Faraday Grid is backed by Canadian renewables developer and investor, Amp. Scobie says Amp sees “immediate value” in the technology’s ability to stabilise microgrids, which can be much more susceptible to variations in power quality and quantity.
“Amp runs domestic and commercial microgrids for some of the largest commercial companies in the world, so that is a direct [commercial] pathway for us,” says Scobie.
He believes the company’s technology has applications across the energy system, but thinks that in the UK, distribution network operators (DNOs) will be initial customers, given the volume of transformers on their networks and the impact of dynamic demand on their operations.
Scobie says the company is in discussions with five of the DNOs, but talks with Scottish Power Energy Networks – and another network south of the border – are probably the most advanced.
However, the company says its first deployments will be with Amp in overseas markets next year. In the UK, it will make use of the Power Networks Demonstration Centre in Glasgow to optimise design architecture for UK grids before moving into commercial trials.
Should those trials prove successful, there are no regulatory barriers to deploying Faraday Exchangers, says Richard Dowling, the company’s head of government affairs and chief economist.

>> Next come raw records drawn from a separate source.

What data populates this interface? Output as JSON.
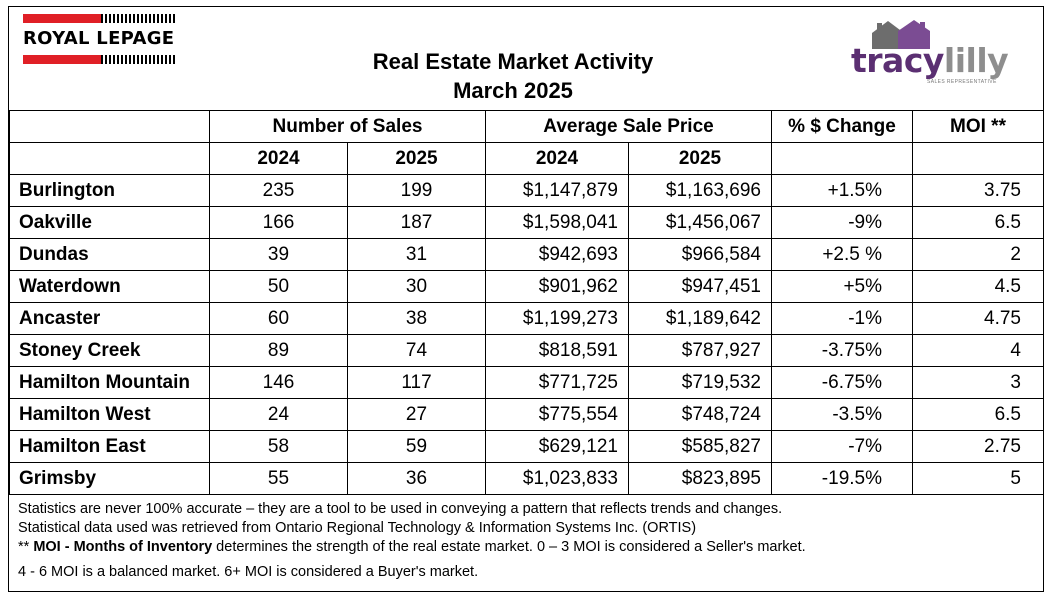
{
  "logos": {
    "royal_lepage": "ROYAL LEPAGE",
    "tracylilly_word_part1": "tracy",
    "tracylilly_word_part2": "lilly",
    "tracylilly_subtitle": "SALES REPRESENTATIVE"
  },
  "title": {
    "line1": "Real Estate Market Activity",
    "line2": "March 2025"
  },
  "table": {
    "group_headers": {
      "sales": "Number of Sales",
      "price": "Average Sale Price",
      "change": "% $ Change",
      "moi": "MOI **"
    },
    "year_headers": {
      "sales_2024": "2024",
      "sales_2025": "2025",
      "price_2024": "2024",
      "price_2025": "2025"
    },
    "rows": [
      {
        "area": "Burlington",
        "sales_2024": "235",
        "sales_2025": "199",
        "price_2024": "$1,147,879",
        "price_2025": "$1,163,696",
        "change": "+1.5%",
        "moi": "3.75"
      },
      {
        "area": "Oakville",
        "sales_2024": "166",
        "sales_2025": "187",
        "price_2024": "$1,598,041",
        "price_2025": "$1,456,067",
        "change": "-9%",
        "moi": "6.5"
      },
      {
        "area": "Dundas",
        "sales_2024": "39",
        "sales_2025": "31",
        "price_2024": "$942,693",
        "price_2025": "$966,584",
        "change": "+2.5 %",
        "moi": "2"
      },
      {
        "area": "Waterdown",
        "sales_2024": "50",
        "sales_2025": "30",
        "price_2024": "$901,962",
        "price_2025": "$947,451",
        "change": "+5%",
        "moi": "4.5"
      },
      {
        "area": "Ancaster",
        "sales_2024": "60",
        "sales_2025": "38",
        "price_2024": "$1,199,273",
        "price_2025": "$1,189,642",
        "change": "-1%",
        "moi": "4.75"
      },
      {
        "area": "Stoney Creek",
        "sales_2024": "89",
        "sales_2025": "74",
        "price_2024": "$818,591",
        "price_2025": "$787,927",
        "change": "-3.75%",
        "moi": "4"
      },
      {
        "area": "Hamilton Mountain",
        "sales_2024": "146",
        "sales_2025": "117",
        "price_2024": "$771,725",
        "price_2025": "$719,532",
        "change": "-6.75%",
        "moi": "3"
      },
      {
        "area": "Hamilton West",
        "sales_2024": "24",
        "sales_2025": "27",
        "price_2024": "$775,554",
        "price_2025": "$748,724",
        "change": "-3.5%",
        "moi": "6.5"
      },
      {
        "area": "Hamilton East",
        "sales_2024": "58",
        "sales_2025": "59",
        "price_2024": "$629,121",
        "price_2025": "$585,827",
        "change": "-7%",
        "moi": "2.75"
      },
      {
        "area": "Grimsby",
        "sales_2024": "55",
        "sales_2025": "36",
        "price_2024": "$1,023,833",
        "price_2025": "$823,895",
        "change": "-19.5%",
        "moi": "5"
      }
    ]
  },
  "notes": {
    "line1": "Statistics are never 100% accurate – they are a tool to be used in conveying a pattern that reflects trends and changes.",
    "line2": "Statistical data used was retrieved from Ontario Regional Technology & Information Systems Inc. (ORTIS)",
    "line3_prefix": "** ",
    "line3_bold": "MOI - Months of Inventory",
    "line3_rest": " determines the strength of the real estate market. 0 – 3 MOI is considered a Seller's market.",
    "line4": "4 - 6 MOI is a balanced market. 6+ MOI is considered a Buyer's market."
  },
  "colors": {
    "royal_lepage_red": "#e01f26",
    "tracy_purple": "#5b2f72",
    "lilly_gray": "#8e8e8e",
    "house_purple": "#7b4c93",
    "house_gray": "#6d6d6d"
  }
}
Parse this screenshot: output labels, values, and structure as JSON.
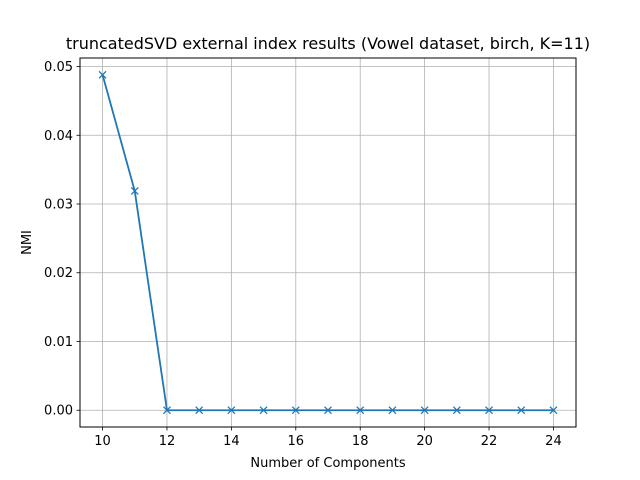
{
  "chart_data": {
    "type": "line",
    "title": "truncatedSVD external index results (Vowel dataset, birch, K=11)",
    "xlabel": "Number of Components",
    "ylabel": "NMI",
    "x": [
      10,
      11,
      12,
      13,
      14,
      15,
      16,
      17,
      18,
      19,
      20,
      21,
      22,
      23,
      24
    ],
    "series": [
      {
        "values": [
          0.0488,
          0.0319,
          0.0,
          0.0,
          0.0,
          0.0,
          0.0,
          0.0,
          0.0,
          0.0,
          0.0,
          0.0,
          0.0,
          0.0,
          0.0
        ],
        "color": "#1f77b4",
        "marker": "x"
      }
    ],
    "xticks": [
      10,
      12,
      14,
      16,
      18,
      20,
      22,
      24
    ],
    "xtick_labels": [
      "10",
      "12",
      "14",
      "16",
      "18",
      "20",
      "22",
      "24"
    ],
    "yticks": [
      0.0,
      0.01,
      0.02,
      0.03,
      0.04,
      0.05
    ],
    "ytick_labels": [
      "0.00",
      "0.01",
      "0.02",
      "0.03",
      "0.04",
      "0.05"
    ],
    "xlim": [
      9.3,
      24.7
    ],
    "ylim": [
      -0.00244,
      0.05124
    ],
    "grid": true
  }
}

“One of the design characteristics [of the Faraday Grid] is that it can be built on individual basis and can therefore solve very localised problems. For example, in an area with a lot of rooftop PV, the local utility may be struggling to control voltage. You can put a Faraday Exchanger in that location while being compatible within the existing grid,” says Dowling.
“So it does not require any regulatory amendment for us to roll out the technology, which is fundamental to the approach we have taken.”
Equally, removing the requirement for a large software layer by making the Exchangers intelligent, removes the cost and scalability problems that have scuppered attempts to rollout smart grids in the past, Dowling adds.
“It allows utilities to iterate our technology, which receives all the information it needs to self-manage from the electricity signal itself.”
What they say:
“We are fundamentally a change to the common denominator of the energy system. We, in a sense, come from the future. Our backgrounds are in energy systems and complex manufacturing systems globally,” says CEO Andrew Scobie.
“We identified in our Australian utility clients that there was a very substantial problem in the physics and economics of the energy systems brought about by competing political agendas [the trilemma of affordability, security of supply and decarbonisation].
“The utilities sector in Australia has suffered in recent times, with four recent grid crashes. We worked with very large utilities over periods of time and while we could see the problem, none of the existing technology pathways could solve it, either technically or economically.
“Most people focus on intermittency. But at least half of the problem is physics, maintaining system balance, which is not about intermittency – it is volatility that knocks over grids. So to enable all of the other solutions that are imperative to our future, you must first solve energy system stability.
“The Faraday Grid is designed to solve that … and so far, every door that we have knocked upon is open.”
Emergent trading platform
Faraday Grid is also building a transactional platform called Emergent, which is designed to sit on top of its smart grid and enable dynamic trading to help balance the grid using price signals. The firm believes this will complement its grid architecture by engaging consumers and generators and enabling them to trade power using dynamic pricing.
According to company literature, it is “a system of control that balances supply and demand across the entire energy system, using price as the key operational mechanism.”